Quinze anos depois da assinatura da parceria público-privada que viabilizou a construção da Arena das Dunas, Governo do Estado e concessionária podem iniciar uma negociação inédita para tentar encerrar questionamentos que se acumulam há anos no Tribunal de Contas do Estado (TCE-RN).
O Tribunal aceitou esta semana a abertura de um procedimento de consensualismo, que permite aos órgãos públicos e particulares buscarem uma solução negociada para controvérsias complexas que estejam sob análise com acompanhamento de uma comissão técnica formada pelo próprio Tribunal.
O parecer técnico do processo revela o tamanho da discussão que poderá ser colocada à mesa. Estão em debate temas que vão desde os custos originais do empreendimento até a forma de remuneração da concessionária e a divisão de receitas obtidas com a exploração do complexo multiuso.
A iniciativa partiu da própria Arena das Dunas. Em petição apresentada ao Tribunal, a concessionária pediu que as controvérsias fossem transferidas para o novo procedimento de Solução Técnica Consensual (STC). Na justificativa, a Arena sustenta que persistem divergências técnicas sobre a forma como vêm sendo avaliados aspectos da parceria, especialmente relacionados à modelagem econômico-financeira do contrato e aos custos do empreendimento.

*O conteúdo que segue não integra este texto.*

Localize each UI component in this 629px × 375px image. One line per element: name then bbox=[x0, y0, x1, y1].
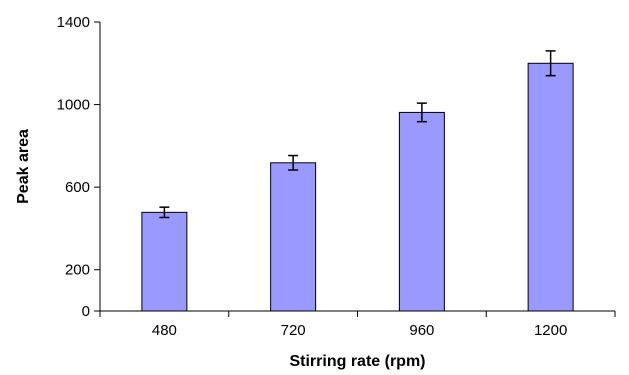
y-axis: 0 200 600 1000 1400 bbox=[57, 14, 101, 320]
bar bbox=[398, 111, 445, 312]
x-axis: 480 720 960 1200 bbox=[99, 310, 616, 339]
x-tick-label: 960 bbox=[409, 322, 434, 339]
y-tick-label: 200 bbox=[65, 262, 90, 279]
error-bars bbox=[159, 50, 556, 219]
y-tick-label: 1000 bbox=[57, 97, 90, 114]
y-tick-label: 1400 bbox=[57, 14, 90, 31]
bars bbox=[141, 62, 574, 312]
y-axis-title: Peak area bbox=[15, 129, 32, 204]
x-tick-label: 720 bbox=[281, 322, 306, 339]
x-axis-title: Stirring rate (rpm) bbox=[289, 353, 425, 370]
bar bbox=[270, 162, 317, 312]
bar bbox=[527, 62, 574, 312]
y-tick-label: 0 bbox=[82, 303, 90, 320]
bar bbox=[141, 211, 188, 312]
y-tick-label: 600 bbox=[65, 179, 90, 196]
x-tick-label: 480 bbox=[152, 322, 177, 339]
x-tick-label: 1200 bbox=[534, 322, 567, 339]
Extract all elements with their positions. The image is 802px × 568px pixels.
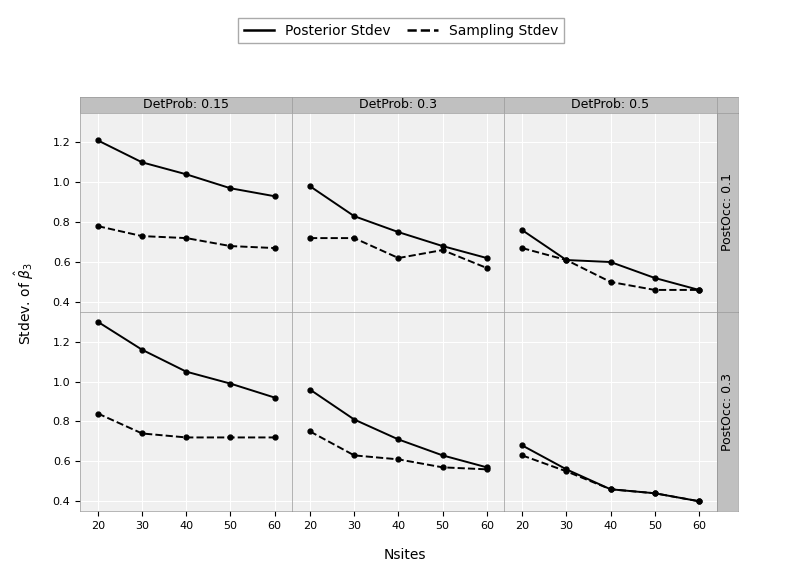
Text: PostOcc: 0.1: PostOcc: 0.1	[721, 173, 734, 251]
Text: DetProb: 0.15: DetProb: 0.15	[144, 98, 229, 111]
Text: PostOcc: 0.3: PostOcc: 0.3	[721, 373, 734, 450]
Text: DetProb: 0.5: DetProb: 0.5	[572, 98, 650, 111]
Text: DetProb: 0.3: DetProb: 0.3	[359, 98, 437, 111]
Text: Nsites: Nsites	[384, 548, 426, 562]
Legend: Posterior Stdev, Sampling Stdev: Posterior Stdev, Sampling Stdev	[238, 18, 564, 43]
Text: Stdev. of $\hat{\beta}_3$: Stdev. of $\hat{\beta}_3$	[13, 262, 35, 345]
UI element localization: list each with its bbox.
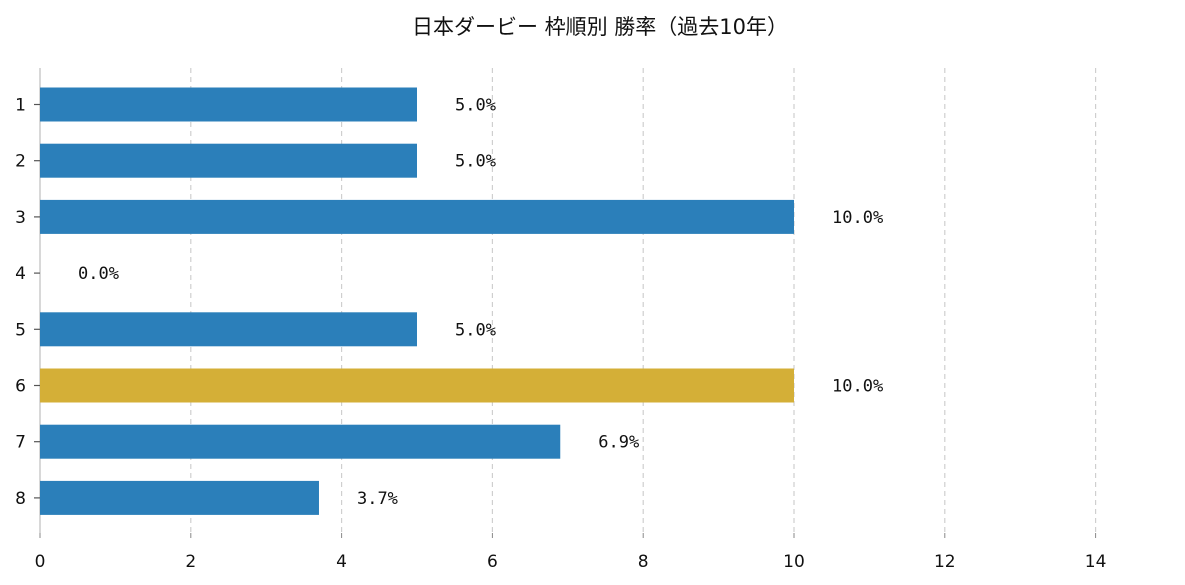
x-tick-label: 12	[934, 552, 956, 572]
y-tick-label: 2	[15, 152, 26, 172]
x-tick-label: 4	[336, 552, 347, 572]
y-tick-label: 3	[15, 208, 26, 228]
y-tick-label: 5	[15, 320, 26, 340]
y-tick-label: 4	[15, 264, 26, 284]
x-tick-label: 0	[35, 552, 46, 572]
bar-frame-1	[40, 87, 417, 122]
data-label: 5.0%	[455, 96, 496, 116]
gridlines	[190, 68, 1097, 533]
data-label: 10.0%	[832, 377, 883, 397]
x-tick-label: 8	[638, 552, 649, 572]
x-tick-label: 2	[185, 552, 196, 572]
x-tick-label: 6	[487, 552, 498, 572]
y-tick-label: 6	[15, 377, 26, 397]
bars	[40, 87, 794, 515]
y-tick-label: 1	[15, 96, 26, 116]
bar-frame-2	[40, 143, 417, 178]
data-label: 10.0%	[832, 208, 883, 228]
data-label: 5.0%	[455, 320, 496, 340]
bar-frame-7	[40, 424, 561, 459]
chart-title: 日本ダービー 枠順別 勝率（過去10年）	[412, 15, 788, 39]
y-tick-label: 8	[15, 489, 26, 509]
data-label: 0.0%	[78, 264, 119, 284]
data-label: 6.9%	[598, 433, 639, 453]
bar-frame-3	[40, 199, 794, 234]
x-tick-label: 14	[1085, 552, 1107, 572]
bar-frame-5	[40, 312, 417, 347]
x-tick-label: 10	[783, 552, 805, 572]
y-tick-label: 7	[15, 433, 26, 453]
bar-frame-6	[40, 368, 794, 403]
data-labels: 5.0% 5.0% 10.0% 0.0% 5.0% 10.0% 6.9% 3.7%	[78, 96, 883, 509]
data-label: 5.0%	[455, 152, 496, 172]
data-label: 3.7%	[357, 489, 398, 509]
bar-frame-8	[40, 480, 319, 515]
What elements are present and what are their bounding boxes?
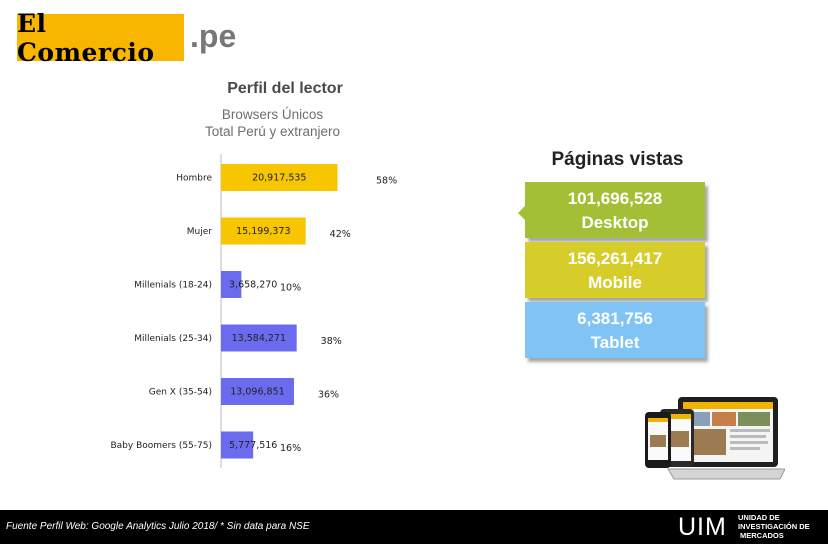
- bar: [221, 164, 338, 191]
- devices-illustration: [645, 397, 785, 480]
- laptop-icon: [667, 397, 785, 480]
- value-label: 5,777,516: [229, 440, 277, 451]
- source-note: Fuente Perfil Web: Google Analytics Juli…: [6, 521, 310, 532]
- desktop-pageviews-value: 101,696,528: [567, 189, 663, 208]
- value-label: 13,096,851: [230, 387, 284, 398]
- category-label: Millenials (18-24): [134, 281, 212, 291]
- percent-label: 16%: [280, 443, 301, 454]
- logo-text: El Comercio: [17, 8, 155, 67]
- uim-logo: UIM: [678, 513, 727, 541]
- chart-subtitle-line2: Total Perú y extranjero: [204, 124, 341, 139]
- smartphone-icon: [645, 412, 671, 468]
- value-label: 20,917,535: [252, 173, 306, 184]
- percent-label: 58%: [376, 176, 397, 187]
- chart-subtitle-line1: Browsers Únicos: [221, 107, 324, 122]
- chart-title: Perfil del lector: [227, 80, 343, 97]
- value-label: 3,658,270: [229, 280, 277, 291]
- value-label: 13,584,271: [232, 333, 286, 344]
- bar: [221, 324, 297, 352]
- tablet-pageviews-label: Tablet: [590, 333, 640, 352]
- reader-profile-bar-chart: Hombre 20,917,535 58% Mujer 15,199,373 42% Mil…: [110, 154, 397, 468]
- percent-label: 42%: [330, 229, 351, 240]
- uim-line-2: INVESTIGACIÓN DE: [738, 522, 810, 531]
- category-label: Mujer: [187, 227, 213, 237]
- mobile-pageviews-label: Mobile: [588, 273, 642, 292]
- percent-label: 10%: [280, 283, 301, 294]
- bar: [221, 378, 294, 405]
- percent-label: 36%: [318, 390, 339, 401]
- bar: [221, 431, 254, 459]
- percent-label: 38%: [321, 336, 342, 347]
- category-label: Baby Boomers (55-75): [110, 441, 212, 451]
- page-views-title: Páginas vistas: [551, 149, 684, 170]
- tablet-pageviews-card: 6,381,756 Tablet: [525, 302, 705, 358]
- uim-line-1: UNIDAD DE: [738, 513, 780, 522]
- bar: [221, 271, 242, 298]
- bar: [221, 217, 306, 245]
- tablet-pageviews-value: 6,381,756: [577, 309, 653, 328]
- footer: Fuente Perfil Web: Google Analytics Juli…: [0, 510, 828, 544]
- mobile-pageviews-value: 156,261,417: [567, 249, 663, 268]
- category-label: Gen X (35-54): [149, 388, 212, 398]
- el-comercio-logo[interactable]: El Comercio: [17, 9, 184, 67]
- uim-line-3: MERCADOS: [740, 531, 784, 540]
- desktop-pageviews-card: 101,696,528 Desktop: [518, 182, 705, 238]
- logo-suffix: .pe: [190, 18, 237, 54]
- desktop-pageviews-label: Desktop: [581, 213, 649, 232]
- category-label: Hombre: [176, 174, 212, 184]
- value-label: 15,199,373: [236, 226, 290, 237]
- category-label: Millenials (25-34): [134, 334, 212, 344]
- mobile-pageviews-card: 156,261,417 Mobile: [525, 242, 705, 298]
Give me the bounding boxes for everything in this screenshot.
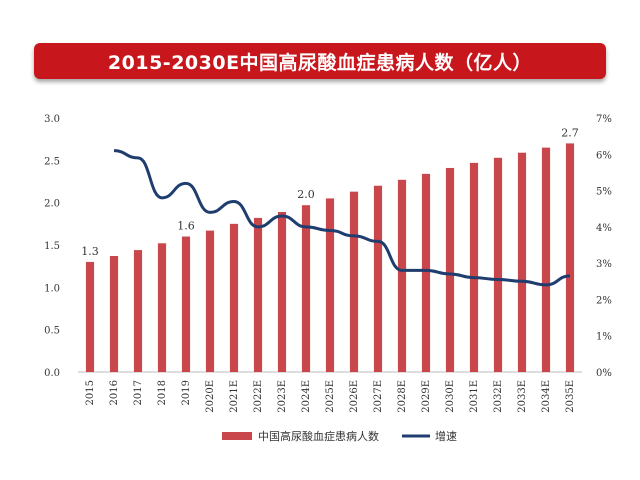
bar <box>181 236 191 372</box>
bar <box>253 217 263 372</box>
data-label: 2.7 <box>561 126 579 139</box>
x-tick-label: 2022E <box>253 380 264 413</box>
x-tick-label: 2030E <box>445 380 456 413</box>
y-right-tick-label: 0% <box>596 368 612 379</box>
x-tick-label: 2031E <box>469 380 480 413</box>
x-tick-label: 2018 <box>157 380 168 405</box>
data-label: 1.3 <box>81 245 99 258</box>
x-tick-label: 2015 <box>85 380 96 405</box>
x-tick-label: 2034E <box>541 380 552 413</box>
bar <box>325 198 335 372</box>
y-right-tick-label: 2% <box>596 295 612 306</box>
bar <box>445 167 455 372</box>
bar <box>541 147 551 372</box>
x-tick-label: 2032E <box>493 380 504 413</box>
y-right-tick-label: 6% <box>596 150 612 161</box>
y-left-tick-label: 0.5 <box>44 326 60 337</box>
bar <box>109 256 119 372</box>
y-left-tick-label: 2.0 <box>44 199 60 210</box>
x-tick-label: 2021E <box>229 380 240 413</box>
x-tick-label: 2019 <box>181 380 192 405</box>
x-tick-label: 2025E <box>325 380 336 413</box>
bar <box>133 250 143 372</box>
x-tick-label: 2027E <box>373 380 384 413</box>
x-tick-label: 2024E <box>301 380 312 413</box>
y-left-tick-label: 1.0 <box>44 283 60 294</box>
x-tick-label: 2029E <box>421 380 432 413</box>
y-right-tick-label: 3% <box>596 259 612 270</box>
data-label: 2.0 <box>297 188 315 201</box>
bar <box>229 223 239 372</box>
y-left-tick-label: 3.0 <box>44 114 60 125</box>
bar <box>277 211 287 372</box>
x-tick-label: 2026E <box>349 380 360 413</box>
bar <box>493 157 503 372</box>
legend-swatch-bar <box>222 432 252 440</box>
bar <box>301 205 311 372</box>
y-left-tick-label: 2.5 <box>44 156 60 167</box>
bar <box>157 243 167 372</box>
bar <box>469 162 479 372</box>
y-right-tick-label: 4% <box>596 223 612 234</box>
chart-title: 2015-2030E中国高尿酸血症患病人数（亿人） <box>107 51 533 74</box>
y-left-tick-label: 0.0 <box>44 368 60 379</box>
bar <box>517 152 527 372</box>
x-tick-label: 2033E <box>517 380 528 413</box>
x-tick-label: 2016 <box>109 380 120 405</box>
x-tick-label: 2017 <box>133 380 144 405</box>
legend-label-bar: 中国高尿酸血症患病人数 <box>258 429 379 443</box>
y-left-tick-label: 1.5 <box>44 241 60 252</box>
bar <box>85 261 95 372</box>
y-right-tick-label: 1% <box>596 332 612 343</box>
x-tick-label: 2023E <box>277 380 288 413</box>
bar <box>349 191 359 372</box>
data-label: 1.6 <box>177 220 195 233</box>
bar <box>373 185 383 372</box>
legend-label-line: 增速 <box>435 429 457 443</box>
y-right-tick-label: 5% <box>596 187 612 198</box>
x-tick-label: 2020E <box>205 380 216 413</box>
bar <box>397 179 407 372</box>
y-right-tick-label: 7% <box>596 114 612 125</box>
bar <box>205 230 215 372</box>
x-tick-label: 2035E <box>565 380 576 413</box>
series-line-growth <box>113 149 571 287</box>
bar <box>565 143 575 372</box>
x-tick-label: 2028E <box>397 380 408 413</box>
title-banner: 2015-2030E中国高尿酸血症患病人数（亿人） <box>34 43 606 79</box>
bar <box>421 173 431 372</box>
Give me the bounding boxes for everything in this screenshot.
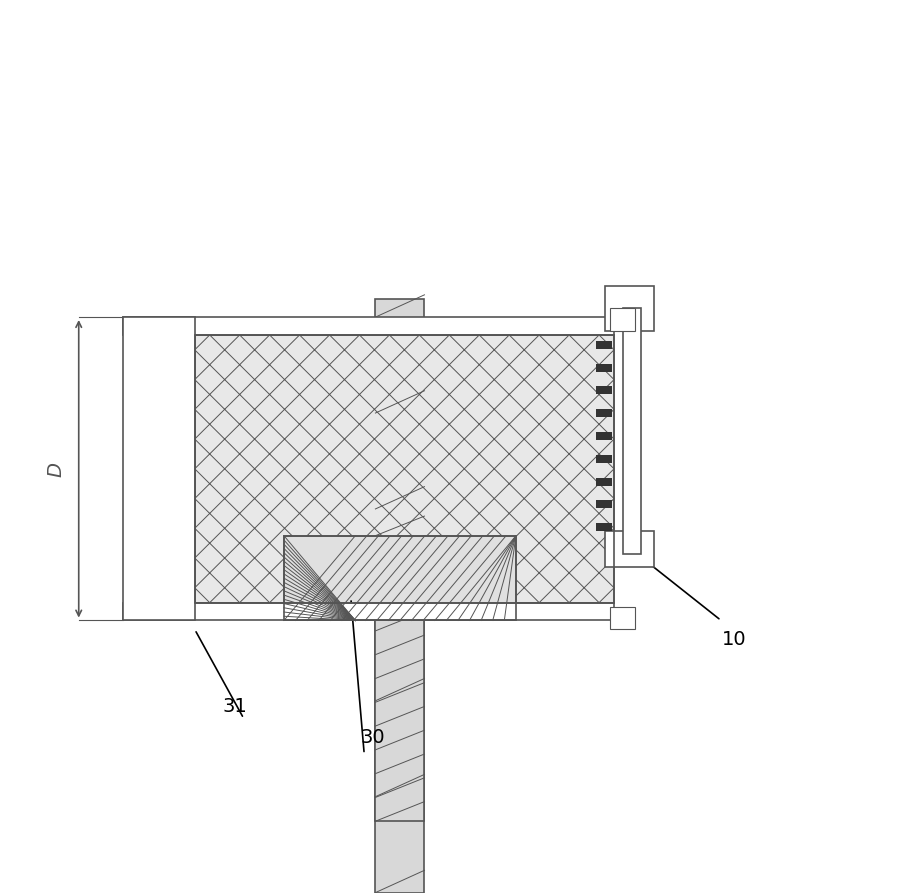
Bar [596, 387, 612, 395]
Bar [195, 335, 614, 603]
Bar [596, 478, 612, 486]
Text: D: D [47, 462, 66, 477]
Bar [605, 287, 655, 331]
Text: 10: 10 [722, 629, 747, 648]
Bar [596, 364, 612, 372]
Text: 31: 31 [223, 696, 247, 715]
Bar [123, 317, 195, 620]
Bar [596, 409, 612, 417]
Bar [596, 524, 612, 532]
Bar [375, 536, 425, 822]
Bar [610, 308, 635, 331]
Bar [195, 335, 614, 603]
Bar [596, 455, 612, 463]
Bar [596, 342, 612, 350]
Bar [123, 603, 614, 620]
Bar [623, 308, 641, 554]
Bar [123, 317, 614, 335]
Bar [284, 536, 516, 620]
Bar [375, 300, 425, 892]
Bar [596, 433, 612, 441]
Text: D1: D1 [163, 457, 181, 482]
Text: 30: 30 [361, 727, 385, 746]
Bar [610, 607, 635, 629]
Bar [596, 501, 612, 509]
Bar [284, 536, 516, 620]
Bar [605, 532, 655, 568]
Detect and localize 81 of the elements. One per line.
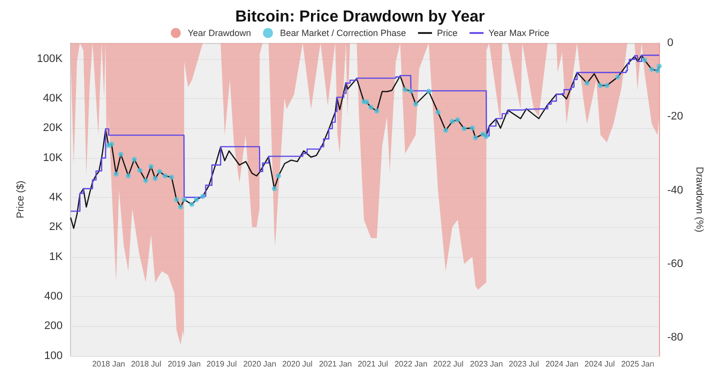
y-axis-title: Price ($) — [16, 180, 26, 218]
y-tick-label: 400 — [44, 290, 63, 302]
point — [402, 87, 408, 92]
point — [470, 125, 475, 130]
point — [598, 82, 603, 88]
point — [169, 174, 174, 180]
point — [408, 88, 414, 94]
x-tick-label: 2018 Jul — [130, 360, 162, 368]
y-tick-label: 100 — [44, 350, 63, 362]
x-tick-label: 2024 Jan — [546, 360, 578, 368]
y2-tick-label: -60 — [667, 258, 684, 270]
x-tick-label: 2023 Jan — [470, 360, 503, 368]
point — [436, 110, 441, 115]
point — [118, 152, 124, 157]
y-tick-label: 2K — [49, 221, 64, 234]
point — [656, 64, 662, 69]
point — [484, 134, 489, 139]
point — [480, 132, 486, 137]
x-tick-label: 2020 Jan — [243, 360, 276, 368]
point — [364, 100, 370, 105]
point — [642, 57, 648, 62]
x-tick-label: 2021 Jan — [318, 360, 352, 368]
x-tick-label: 2023 Jul — [508, 360, 540, 368]
y-tick-label: 100K — [36, 52, 64, 65]
point — [604, 82, 610, 88]
point — [272, 186, 277, 192]
y-tick-label: 10K — [43, 152, 64, 164]
y-tick-label: 20K — [43, 122, 64, 134]
point — [615, 74, 620, 80]
y-tick-label: 40K — [43, 92, 64, 104]
x-tick-label: 2024 Jul — [584, 360, 615, 368]
point — [649, 66, 654, 72]
point — [426, 88, 432, 94]
point — [148, 164, 154, 170]
point — [455, 117, 460, 122]
point — [194, 197, 199, 202]
y2-axis-title: Drawdown (%) — [694, 166, 704, 232]
y-tick-label: 200 — [44, 320, 63, 332]
point — [157, 169, 162, 174]
y-tick-label: 1K — [49, 250, 64, 263]
point — [443, 128, 448, 133]
point — [472, 135, 478, 140]
y2-tick-label: -20 — [667, 110, 684, 123]
point — [174, 197, 180, 202]
y-tick-label: 4K — [49, 191, 64, 204]
chart-title: Bitcoin: Price Drawdown by Year — [235, 8, 485, 26]
point — [200, 194, 206, 199]
point — [450, 118, 455, 124]
x-tick-label: 2018 Jan — [92, 360, 126, 368]
y2-tick-label: -40 — [667, 184, 684, 196]
point — [584, 80, 590, 86]
point — [189, 202, 194, 207]
point — [143, 178, 148, 184]
point — [114, 171, 119, 176]
point — [126, 173, 131, 178]
point — [178, 204, 184, 210]
legend-label: Price — [437, 28, 458, 38]
y2-tick-label: 0 — [667, 37, 674, 49]
x-tick-label: 2022 Jan — [394, 360, 428, 368]
point — [655, 68, 660, 74]
point — [374, 108, 380, 114]
point — [109, 142, 114, 147]
x-tick-label: 2019 Jan — [168, 360, 201, 368]
x-tick-label: 2025 Jan — [621, 360, 654, 368]
point — [132, 156, 137, 162]
x-tick-label: 2019 Jul — [206, 360, 237, 368]
legend-label: Bear Market / Correction Phase — [280, 28, 406, 38]
point — [162, 173, 168, 178]
point — [137, 168, 142, 173]
x-tick-label: 2021 Jul — [358, 360, 388, 368]
point — [152, 176, 158, 182]
y2-tick-label: -80 — [667, 332, 684, 344]
legend-label: Year Drawdown — [188, 28, 251, 38]
legend-label: Year Max Price — [488, 28, 550, 38]
point — [368, 104, 374, 110]
point — [413, 102, 418, 107]
point — [182, 197, 187, 202]
x-tick-label: 2020 Jul — [282, 360, 313, 368]
x-tick-label: 2022 Jul — [433, 360, 464, 368]
point — [276, 173, 282, 178]
point — [462, 126, 467, 132]
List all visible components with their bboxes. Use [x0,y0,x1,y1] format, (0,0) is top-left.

Embora o pedido possa beneficiar a concessionária caso resulte em ajustes contratuais, a iniciativa também representa uma tentativa de buscar uma solução definitiva para discussões que acompanham a PPP desde sua origem. Para uma empresa cujo principal contrato depende da relação com o Estado, manter controvérsias abertas por anos diante dos órgãos de controle também gera insegurança jurídica.
Do lado do Governo do Estado, a resposta foi de concordância com a abertura da negociação, mas sem qualquer reconhecimento prévio das teses defendidas pela concessionária. Em manifestação encaminhada ao Tribunal, a Secretaria Estadual de Infraestrutura afirmou não se opor ao procedimento, mas ressaltou que isso não significa admitir direitos, créditos ou prejuízos alegados pela Arena.
O parecer mostra que a futura negociação poderá reunir processos diferentes que tratam da PPP. Um deles discute a formação dos custos da Arena, a estrutura econômico-financeira do contrato e os reflexos de incentivos fiscais concedidos ao empreendimento. Outro examina a repartição das chamadas receitas acessórias, provenientes de atividades e negócios desenvolvidos no complexo além dos eventos esportivos.
Segundo o TCE, o objetivo é construir uma solução global para evitar decisões contraditórias sobre o mesmo contrato.
Um dos pontos mais relevantes do parecer é o reconhecimento de que discussões semelhantes já levaram o próprio Tribunal a concluir que alguns problemas da PPP somente poderiam ser resolvidos mediante uma renegociação entre Estado e concessionária. Ao resgatar esse entendimento, a área técnica sinaliza que a mesa de negociação poderá funcionar como instrumento para viabilizar mudanças consensuais, desde que preservado o interesse público.
A Arena das Dunas foi construída para a Copa do Mundo de 2014 por meio de uma PPP estimada em aproximadamente R$ 400 milhões e com prazo de 20 anos. Desde então, o contrato tem sido alvo de fiscalizações envolvendo diferentes aspectos financeiros e operacionais.
Apesar da expectativa criada em torno da negociação, ela ainda não começou oficialmente. A própria Secretaria de Controle Externo concluiu que faltam informações para que o procedimento seja admitido em definitivo. O governo deverá detalhar os riscos envolvidos, os fundamentos técnicos da controvérsia e quais órgãos públicos e privados deverão participar da discussão.
Nesse ponto surge uma dúvida: o parecer não menciona a Prefeitura do Natal nem a histórica controvérsia envolvendo a cobrança de IPTU do empreendimento. Como o TCE determinou que o Estado identifique todos os interessados na futura solução consensual, ainda não está claro se o município será chamado a participar das discussões.
Na prática, o que está em jogo não é apenas uma mediação. É a possibilidade de revisar pontos centrais de um contrato que movimenta centenas de milhões de reais e que há anos permanece cercado de questionamentos, tanto por parte dos órgãos de controle quanto da própria concessionária.